California State University, Channel Islands,  John Spoor Broome Library Art Gallery, Ventura County
Review by Jeanne Willette


Oscar Muñoz, video still from "Re/trato," 2003

 

Continuing through April 13, 2014

Carefully and thoughtfully curated by Irina Costache, “Global Voices, Diverse Narratives:  One Medium, Video” is a demonstration of the present range and scope of video as art. Although the videos are arranged on a loop, deliberately denying primacy to any one artist, it is possible for the viewer to mentally put together a timeline of artistic attitudes towards a medium once analogue and now digital. In “Enclosure” (1973) feminist Linda Bengelis shows herself “starring” in her own intervention into the male-dominated world of mass media. But forty years later, our perspective is now altered. We see the position of curiosity and critique, a consciousness of the novelty of television and video, now absent with the younger generation. Oscar Muñoz’s “Re/trato” (2003) delivers a message of futility, as the artist spends 28 minutes painting and repainting a watercolor portrait on hot pavement. Although both works are in black and white, the rough surface used by Muñoz takes the place of the graininess of early film and the vanishing paint becomes a critique, not of communication, but of the difficulty of any person to leave their mark over time.
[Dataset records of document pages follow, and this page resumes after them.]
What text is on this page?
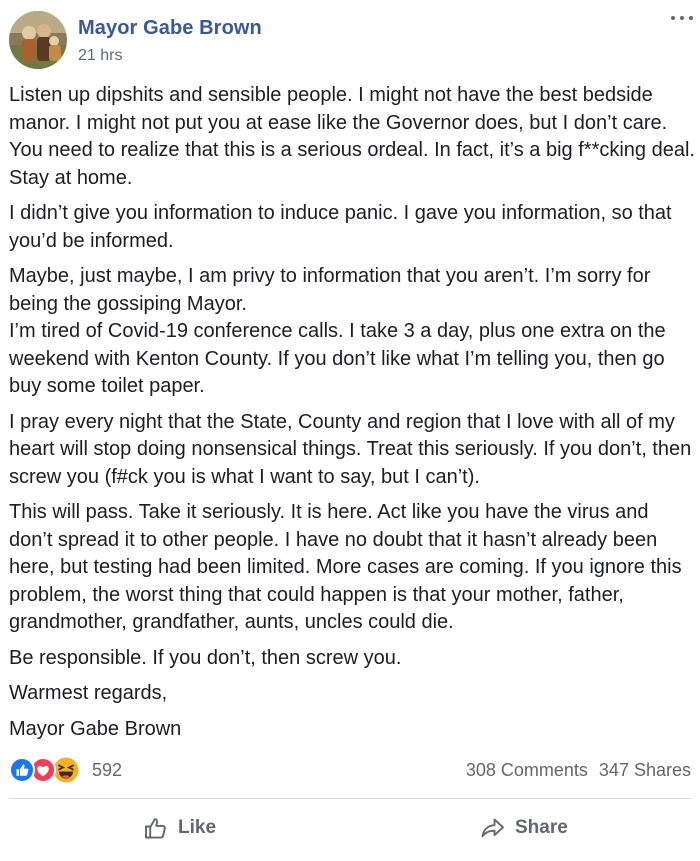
Mayor Gabe Brown
21 hrs

Listen up dipshits and sensible people. I might not have the best bedside manor. I might not put you at ease like the Governor does, but I don’t care. You need to realize that this is a serious ordeal. In fact, it’s a big f**cking deal. Stay at home.

I didn’t give you information to induce panic. I gave you information, so that you’d be informed.

Maybe, just maybe, I am privy to information that you aren’t. I’m sorry for being the gossiping Mayor.

I’m tired of Covid-19 conference calls. I take 3 a day, plus one extra on the weekend with Kenton County. If you don’t like what I’m telling you, then go buy some toilet paper.

I pray every night that the State, County and region that I love with all of my heart will stop doing nonsensical things. Treat this seriously. If you don’t, then screw you (f#ck you is what I want to say, but I can’t).

This will pass. Take it seriously. It is here. Act like you have the virus and don’t spread it to other people. I have no doubt that it hasn’t already been here, but testing had been limited. More cases are coming. If you ignore this problem, the worst thing that could happen is that your mother, father, grandmother, grandfather, aunts, uncles could die.

Be responsible. If you don’t, then screw you.

Warmest regards,

Mayor Gabe Brown

592	308 Comments 347 Shares
Like	Share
Equally interesting is evidence of intertexuality in a medium that is now mature and no longer “pure.” Antonella Busssanich’s beautiful and artful moving portraits are directly connected to European photography of the 1920s, and Francis Alÿs’ work appears to be an extension of contemporaneous conceptual art. However, the exhibition provides a point of contrast: Lawrence Weiner’s “Deep Blue Sky” (2002) may be recent but presents his trademark pithy statements from the seventies. On the surface the video by Alÿs, “Sometimes Making Something Leads to Nothing” (1997), in which the artist uses his hands and feet to push an ever-diminishing block of ice through the streets of Mexico City until it becomes a tiny pool of water, seems to be a typical conceptual performance. But far from subscribing to the casual production values of that aesthetic, the video is a sophisticated production, not a performance. The camera work is straight out of the movies and is decisively different from the straightforward point-and-shoot approach of Busssanich.

The most salient point that emerges from the exhibition is how video is no longer “video” but an art form called “video” grounded in film, but which has moved well beyond the original confines and purposes. Christian Marclay’s “Telephones” (1995), a montage of found film footage of characters picking up a telephone (no cells) and saying hello and good-bye. Next to Charlie White’s brightly colored and charming animation “OMB BFF LOL” (2008), in which two valley girls discuss the heavy topics of “wanting” and “having” and the resulting condition of ennui brought on by over-indulgence, Marclay’s hello-goodbye slides into history. White reveals that “Desire at the Mall” is now the road to self-actualization and the postmodern site of existentialism.